Sunday, December 30, 2012

a Christmas blessing

i've been wanting to post for 2 weeks now with an update, but things with my business were SOO busy leading up to the holiday, due to Christmas orders and design work that i was doing for clients... but, right before i closed up shop for the holidays i met with Dr. Mo to see if anything had happened with my cycle due to the 2 months on the Metformin.  and while i've lost about 8-10lbs. {give or take the holiday treats i've indulged in}, it doesn't appear that the Met has helped restore my ability to ovulate, nor the ability to have a natural period... so i'm now on day 74 of the same cycle so the doc said that when we're ready to proceed with our first IUI cycle i could start my progesterone supplements.  and seeing how we were gone this week, and my doc won't be back in the office till next wednesday i figured i'd get started on those a few days ago so that hopefully i'll start a new new cycle sometime next week.

in the mean time Dr. Mo did say the hubs needed a third SA done, to check his counts as well as check for that enzyme i mentioned in my last post, because if that enzyme issn't present we would have to skip IUI all together, and go straight to IVF... which i really would love to see if IUI will do the trick for us.  and after quasi-stalking my doc's office the week before Christmas we got his results.

we found out his numbers were back up again, praise the Lord!  still not out of the low zone, but they had improved from the second SA he had done back in July.  

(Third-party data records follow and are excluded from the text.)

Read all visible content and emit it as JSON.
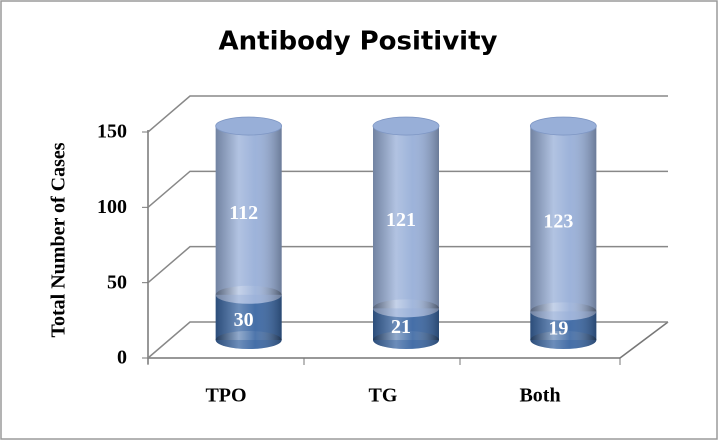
{
  "chart_data": {
    "type": "stacked-cylinder",
    "title": "Antibody Positivity",
    "y_label": "Total Number of Cases",
    "categories": [
      "TPO",
      "TG",
      "Both"
    ],
    "series": [
      {
        "color": "#3b67a3",
        "values": [
          30,
          21,
          19
        ]
      },
      {
        "color": "#98afd8",
        "values": [
          112,
          121,
          123
        ]
      }
    ],
    "ylim": [
      0,
      150
    ],
    "yticks": [
      0,
      50,
      100,
      150
    ],
    "grid": true
  }
}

here are the stats on the three he's had:
{May 2012} SA #1: volume very high - motility 60% - morphology 7%
{July 2012}  SA #2: volume very high - motility 50% - morphology 1%
{Dec 2012}  SA #3: volume very high - motility 60% - morphology 6.9% {close to 7% is what the nurse said}

so while his morphology is still high {remember with morphology the number reflects the percent of normal shaped sperm} it's great to know that maybe that second analysis was just a fluke, and that something wasn't drastically wrong.  we'll count the fact that his numbers were back to "normal" for him as an answer to prayer, and that we are cleared to proceed with IUI due to the positive test for that enzyme!

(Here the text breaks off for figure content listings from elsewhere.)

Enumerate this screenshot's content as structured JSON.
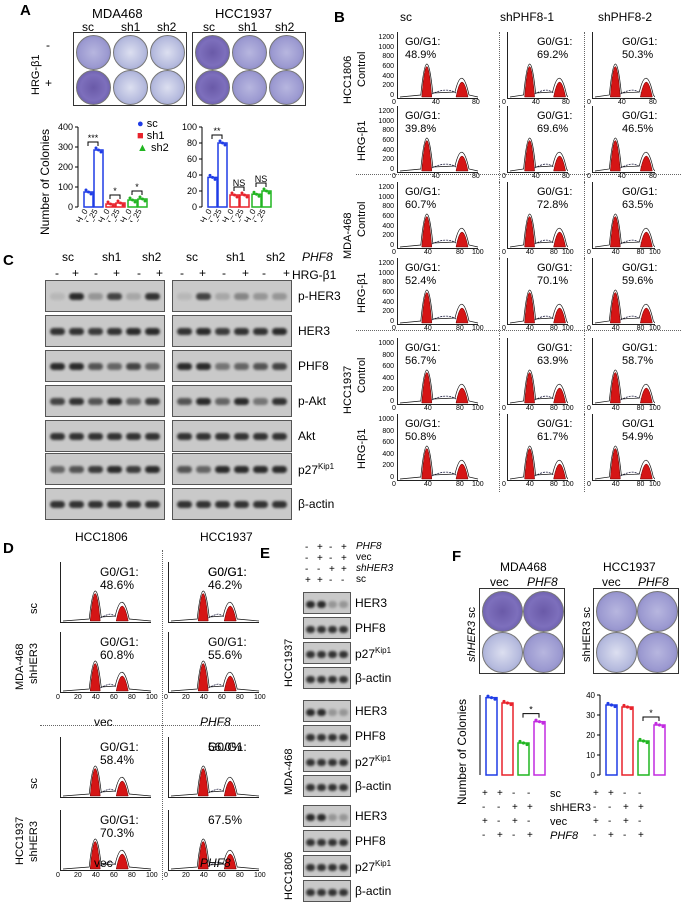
{
  "panels": {
    "A": "A",
    "B": "B",
    "C": "C",
    "D": "D",
    "E": "E",
    "F": "F"
  },
  "panelA": {
    "cell_lines": [
      "MDA468",
      "HCC1937"
    ],
    "columns": [
      "sc",
      "sh1",
      "sh2"
    ],
    "row_label": "HRG-β1",
    "row_signs": [
      "-",
      "+"
    ],
    "ylabel": "Number of Colonies",
    "legend": [
      "sc",
      "sh1",
      "sh2"
    ],
    "xticks": [
      "H_0",
      "H_25"
    ],
    "sig_left": [
      "***",
      "*",
      "*"
    ],
    "sig_right": [
      "**",
      "NS",
      "NS"
    ],
    "yticks_left": [
      "0",
      "100",
      "200",
      "300",
      "400"
    ],
    "yticks_right": [
      "0",
      "20",
      "40",
      "60",
      "80",
      "100"
    ],
    "colors": {
      "sc": "#1f3ce6",
      "sh1": "#e8222b",
      "sh2": "#21b521"
    }
  },
  "chart_data": [
    {
      "type": "bar",
      "title": "MDA468",
      "ylabel": "Number of Colonies",
      "ylim": [
        0,
        400
      ],
      "categories": [
        "H_0",
        "H_25"
      ],
      "series": [
        {
          "name": "sc",
          "values": [
            75,
            285
          ]
        },
        {
          "name": "sh1",
          "values": [
            15,
            20
          ]
        },
        {
          "name": "sh2",
          "values": [
            35,
            40
          ]
        }
      ]
    },
    {
      "type": "bar",
      "title": "HCC1937",
      "ylim": [
        0,
        100
      ],
      "categories": [
        "H_0",
        "H_25"
      ],
      "series": [
        {
          "name": "sc",
          "values": [
            37,
            80
          ]
        },
        {
          "name": "sh1",
          "values": [
            15,
            15
          ]
        },
        {
          "name": "sh2",
          "values": [
            16,
            20
          ]
        }
      ]
    },
    {
      "type": "bar",
      "title": "MDA468",
      "ylabel": "Number of Colonies",
      "ylim": [
        0,
        300
      ],
      "categories": [
        "sc vec",
        "sc PHF8",
        "shHER3 vec",
        "shHER3 PHF8"
      ],
      "values": [
        290,
        270,
        120,
        200
      ]
    },
    {
      "type": "bar",
      "title": "HCC1937",
      "ylim": [
        0,
        40
      ],
      "categories": [
        "sc vec",
        "sc PHF8",
        "shHER3 vec",
        "shHER3 PHF8"
      ],
      "values": [
        35,
        34,
        17,
        25
      ]
    }
  ],
  "panelB": {
    "cols": [
      "sc",
      "shPHF8-1",
      "shPHF8-2"
    ],
    "groups": [
      "HCC1806",
      "MDA-468",
      "HCC1937"
    ],
    "row_labels": [
      "Control",
      "HRG-β1"
    ],
    "values": [
      [
        "G0/G1:\n48.9%",
        "G0/G1:\n69.2%",
        "G0/G1:\n50.3%"
      ],
      [
        "G0/G1:\n39.8%",
        "G0/G1:\n69.6%",
        "G0/G1:\n46.5%"
      ],
      [
        "G0/G1:\n60.7%",
        "G0/G1:\n72.8%",
        "G0/G1:\n63.5%"
      ],
      [
        "G0/G1:\n52.4%",
        "G0/G1:\n70.1%",
        "G0/G1:\n59.6%"
      ],
      [
        "G0/G1:\n56.7%",
        "G0/G1:\n63.9%",
        "G0/G1:\n58.7%"
      ],
      [
        "G0/G1:\n50.8%",
        "G0/G1:\n61.7%",
        "G0/G1\n54.9%"
      ]
    ],
    "yticks_a": [
      "0",
      "200",
      "400",
      "600",
      "800",
      "1000",
      "1200"
    ],
    "xticks_a": [
      "0",
      "20",
      "40",
      "60",
      "80"
    ],
    "xticks_b": [
      "0",
      "20",
      "40",
      "60",
      "80",
      "100"
    ]
  },
  "panelC": {
    "cols": [
      "sc",
      "sh1",
      "sh2",
      "sc",
      "sh1",
      "sh2"
    ],
    "gene": "PHF8",
    "treat": "HRG-β1",
    "signs": [
      "-",
      "+",
      "-",
      "+",
      "-",
      "+"
    ],
    "proteins": [
      "p-HER3",
      "HER3",
      "PHF8",
      "p-Akt",
      "Akt",
      "p27Kip1",
      "β-actin"
    ],
    "cells": [
      "HCC1806",
      "HCC1937"
    ]
  },
  "panelD": {
    "groups": [
      "MDA-468",
      "HCC1937"
    ],
    "rows": [
      "sc",
      "shHER3"
    ],
    "cols": [
      "vec",
      "PHF8"
    ],
    "values": [
      "G0/G1:\n48.6%",
      "G0/G1:\n46.2%",
      "G0/G1:\n60.8%",
      "G0/G1:\n55.6%",
      "G0/G1:\n58.4%",
      "56.0%",
      "G0/G1:\n70.3%",
      "67.5%"
    ],
    "g0_extra": [
      "",
      "G0/G1:",
      "",
      "",
      "",
      " G0/G1:",
      "",
      ""
    ],
    "xticks": [
      "0",
      "20",
      "40",
      "60",
      "80",
      "100"
    ]
  },
  "panelE": {
    "rows": [
      "PHF8",
      "vec",
      "shHER3",
      "sc"
    ],
    "signs": [
      [
        "-",
        "+",
        "-",
        "+"
      ],
      [
        "-",
        "+",
        "-",
        "+"
      ],
      [
        "-",
        "-",
        "+",
        "+"
      ],
      [
        "+",
        "+",
        "-",
        "-"
      ]
    ],
    "groups": [
      "HCC1937",
      "MDA-468",
      "HCC1806"
    ],
    "proteins": [
      "HER3",
      "PHF8",
      "p27Kip1",
      "β-actin"
    ]
  },
  "panelF": {
    "cells": [
      "MDA468",
      "HCC1937"
    ],
    "cols": [
      "vec",
      "PHF8"
    ],
    "rows": [
      "sc",
      "shHER3"
    ],
    "ylabel": "Number of Colonies",
    "row_labels": [
      "sc",
      "shHER3",
      "vec",
      "PHF8"
    ],
    "signs": [
      [
        "+",
        "+",
        "-",
        "-"
      ],
      [
        "-",
        "-",
        "+",
        "+"
      ],
      [
        "+",
        "-",
        "+",
        "-"
      ],
      [
        "-",
        "+",
        "-",
        "+"
      ]
    ],
    "sig": [
      "*",
      "*"
    ],
    "yticks_right": [
      "0",
      "10",
      "20",
      "30",
      "40"
    ]
  }
}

on another note, right before Christmas we met with some friends for our annual Christmas dinner and we suspected that one of the couples was pregnant, which they failed to announce at our little shindig... however about a week later she called to talk to me and in fact confirmed that they are expecting.  my hunches are always right on!  while it was difficult to have my hunch confirmed, i was determined to not crush her joyful announcement during the course of our conversation.  she's someone who was an acquaintance turned client, turned friend and she has become a dear friend that i've really come to love over the past few years.  so i really can't be anything but happy for she and her hubby.  however during our conversation she did say that they were a little surprised because they weren't planning to start trying till next next spring.  that type of statement always makes me wince a little, since i've been learning a whole about my "plans" versus God's plans...  which totally made me think of this little gem i found on pinterest 


she's someone i had told a little bit about my PCOS stuff, but not that we were really "trying" nor had i told her about pursuing fertility treatment.  but i had told her we were considering this next year to try to have a baby... so she knew something was up with me, and when she told me how they weren't planning to be pregnant yet, i gently reminded her to be thankful that even though it wasn't spot on their timing, to be thankful for this blessing because there are others {like myself!} who are praying for pregnancy miracle.  after sharing her news she did ask about us and what was going on with us remembering what i had told her about the PCOS.... truth be told i kinda dread the moment someone asks, where i have to decide, is the someone i want knowing about our struggle?  is this someone i know i can trust to be tenderhearted and empathize with what we're going through?  and the answer to those questions was yes, she certainly is someone i can confide in and so i tried to give her the cliff notes version of what's going on... again i felt terrible sharing where we're at, like i was stomping on her joyful news.  but i really do think she's someone who cares and i would love to have on our team of prayer warriors for our journey.  

i have to admit that i think i'm "maturing" a little in how i handle pregnancy news, because at the end of our chat i told her not to feel awkward sharing with me about her pregnancy, and not to avoid me because of our struggles.  and she thanked me for telling her that, i think once a fertile finds out you're not it makes it super awkward and they shut down not knowing what's "appropriate" to share with the infertile.  so i wanted to make sure she knew i still want to be apart of her pregnancy.  the neat part is that their due date is on the anniversary of their wedding which i helped her plan almost 3 years ago.

and that folks brings us up to today... will update again once our new cycle starts!